A spare, intense reading of Brahms and Schoenberg
Sibelius and Schoenberg might seem an unlikely pairing, but the two composers’ D minor quartets are well matched for their obsession with musical process, Sibelius with Beethovenian motivic development, Schoenberg with his own take on Lisztian thematic transformation. Sibelius’s Quartet (1909), written with the same spareness and intensity of expression as the contemporary Fourth Symphony, receives a performance of commanding rigour and refinement from Christian Tetzlaff and his colleagues, who often bring an appropriately cool Nordic colouring to their tone. The fast movements have bite and rhythmic crispness, and the players keep the long slow movement taut with emotion while never descending into mawkishness.

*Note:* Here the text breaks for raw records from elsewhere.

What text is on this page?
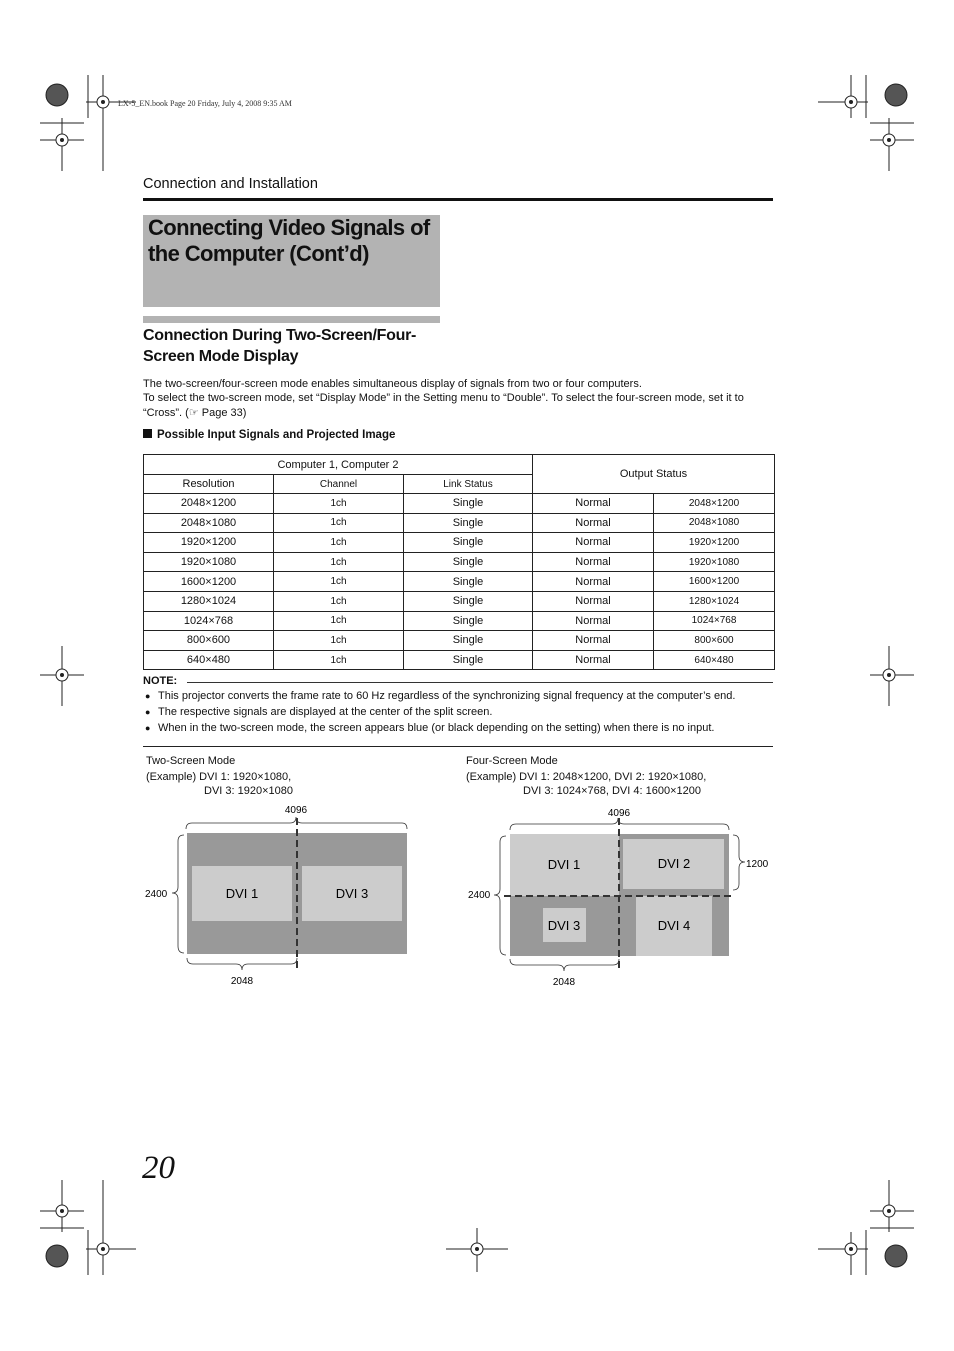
LX-5_EN.book Page 20 Friday, July 4, 2008 9:35 AM
Connection and Installation
Connecting Video Signals of
the Computer (Cont’d)
Connection During Two-Screen/Four-
Screen Mode Display

The two-screen/four-screen mode enables simultaneous display of signals from two or four computers.

To select the two-screen mode, set “Display Mode” in the Setting menu to “Double”. To select the four-screen mode, set it to “Cross”. (☞ Page 33)

Possible Input Signals and Projected Image
Computer 1, Computer 2			Output Status	
Resolution	Channel	Link Status		
2048×1200	1ch	Single	Normal	2048×1200
2048×1080	1ch	Single	Normal	2048×1080
1920×1200	1ch	Single	Normal	1920×1200
1920×1080	1ch	Single	Normal	1920×1080
1600×1200	1ch	Single	Normal	1600×1200
1280×1024	1ch	Single	Normal	1280×1024
1024×768	1ch	Single	Normal	1024×768
800×600	1ch	Single	Normal	800×600
640×480	1ch	Single	Normal	640×480
NOTE:
● This projector converts the frame rate to 60 Hz regardless of the synchronizing signal frequency at the computer’s end.
● The respective signals are displayed at the center of the split screen.
● When in the two-screen mode, the screen appears blue (or black depending on the setting) when there is no input.
Two-Screen Mode
(Example) DVI 1: 1920×1080,
DVI 3: 1920×1080
Four-Screen Mode
(Example) DVI 1: 2048×1200, DVI 2: 1920×1080,
DVI 3: 1024×768, DVI 4: 1600×1200
4096
DVI 1	DVI 3
2400
2048
4096
DVI 1	DVI 2
DVI 3	DVI 4
2400
1200
2048
20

The big challenge of Schoenberg’s First Quartet (1905) is the fact of its 45-minute, four-movements-in-one span. But it was this work that originally brought these players together as an ensemble in 1994 and familiarity with its emotional and formal demands springs from every bar. The pacing of the music’s ebb and flow is ideal and the players capture the music’s Viennese warmth and wit perfectly, as Schoenberg’s hyper-Romantic trajectory moves inexorably towards its blissful D major, Verklärte Nacht-like close. By the end you really feel you’ve been on a compelling journey.
The recording of both works is admirably rounded and well balanced.